L’enfance, il était une fois une soeur à qui Lora Judokaite racontait des histoires en tournant sur elle-même pour la faire voyager, lui faire oublier. Et soudain, c’est la pensée d’un artiste en scène qui s’ouvre, ce qu’il ressent, voyageant dans une pensée qui se perd entre mémoire et présent absolu, se frayant un chemin tracé et sachant exactement ce qui se passe sur le plateau, où il se trouve dans l’espace, et qu’on le regarde et l’écoute. Quelque chose du secret artiste s’ouvre en temps réel. Elle, sa soeur, danser, s’évader, deux petites fées assises sur le rebord d’une fenêtre loin du vaste monde effrayant, et ce monde muet de la sororité bruissant d’un attachement presque maternel, inaliénable, où la grande prend la petite par la main pour qu’elle ait moins peur de la vie. Les deux soeurs, image en résonance avec ce qui se tisse entre Juodkaite et Annie Hanauer et ce qui s’est déjà tissée entres elles. Leur monde nous contamine, leurs danses comme chantonnées pour soi, presque à tue-tête pour Annie Hanauer et presque en silence pour Lora Juodkaite, leurs danses nous bercent, nous font atteindre ce moment où l’on ne craint plus de « manquer » de voir quelque chose, où l’on tombe dans la contemplation sans plus d’intentions, où l’on laisse notre regard voir sans agir sur le regard.

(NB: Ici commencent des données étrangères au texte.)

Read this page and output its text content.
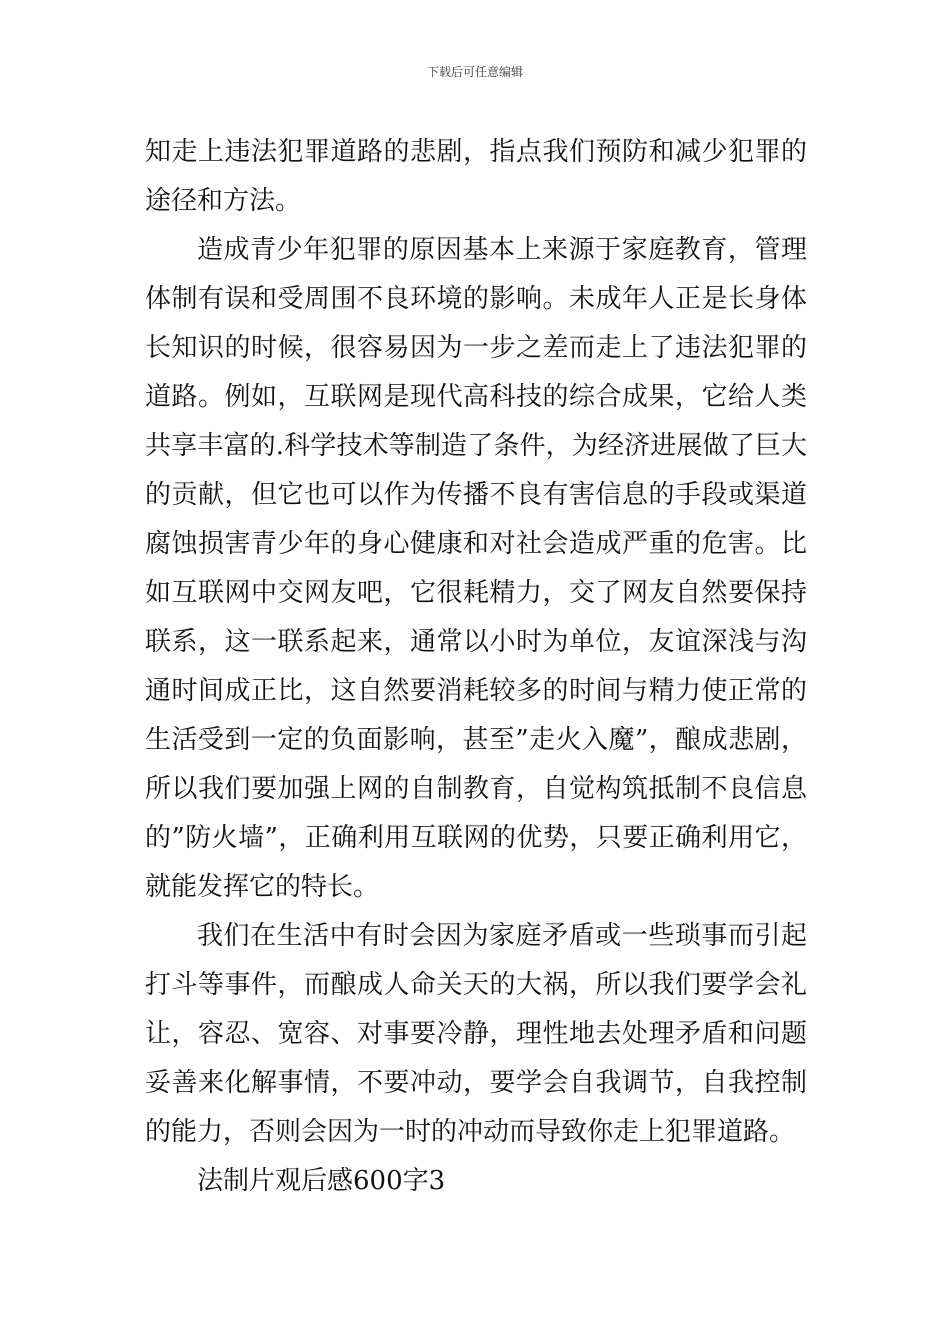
下载后可任意编辑
知走上违法犯罪道路的悲剧，指点我们预防和减少犯罪的
途径和方法。
造成青少年犯罪的原因基本上来源于家庭教育，管理
体制有误和受周围不良环境的影响。未成年人正是长身体
长知识的时候，很容易因为一步之差而走上了违法犯罪的
道路。例如，互联网是现代高科技的综合成果，它给人类
共享丰富的.科学技术等制造了条件，为经济进展做了巨大
的贡献，但它也可以作为传播不良有害信息的手段或渠道
腐蚀损害青少年的身心健康和对社会造成严重的危害。比
如互联网中交网友吧，它很耗精力，交了网友自然要保持
联系，这一联系起来，通常以小时为单位，友谊深浅与沟
通时间成正比，这自然要消耗较多的时间与精力使正常的
生活受到一定的负面影响，甚至”走火入魔”，酿成悲剧，
所以我们要加强上网的自制教育，自觉构筑抵制不良信息
的”防火墙”，正确利用互联网的优势，只要正确利用它，
就能发挥它的特长。
我们在生活中有时会因为家庭矛盾或一些琐事而引起
打斗等事件，而酿成人命关天的大祸，所以我们要学会礼
让，容忍、宽容、对事要冷静，理性地去处理矛盾和问题
妥善来化解事情，不要冲动，要学会自我调节，自我控制
的能力，否则会因为一时的冲动而导致你走上犯罪道路。
法制片观后感600字3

Etrangement, nous sommes plus là que jamais. Car leurs danses ou leurs corps [corps ne veut guère dire grand chose sinon que l’esprit croyons-nous est ancré dans la tête] finissent par nous regarder, le centre de leur être comme un troisième oeil qui cille sur nous, trouvant la fêlure en nous pour nous atteindre et toucher. TORDRE finit sur un clin d’oeil : La petite musique de comédie musicale sur laquelle elles étaient entrées en scène comme pour un show à l’américaine (Funny Girl chanté par Barbara Streisand), revient et cela redevient ludique. Un peu comme ce que le ventilateur noir, seul objet posé sur le plateau (avec le VHS), semble dire avec un humour noir : « De l’air, que cela circule, vivons en emportant le secret de ce soir ». Elles sont face à nous, nous invitant à leur propre pudeur, tout a été donné. Est-il nécessaire de mentionner l’excellence, la beauté de ces deux danses ? Le premier moment, apparition de Lora Juodkaite, n’est pas un tournoiement. C’est un corps où tout pense et dit qui avance, moulé de noir, au sol, exposant par partie cette chose qu’on appelle « corps » et qui parle dans une articulation constante, dans une présence où tout est relié.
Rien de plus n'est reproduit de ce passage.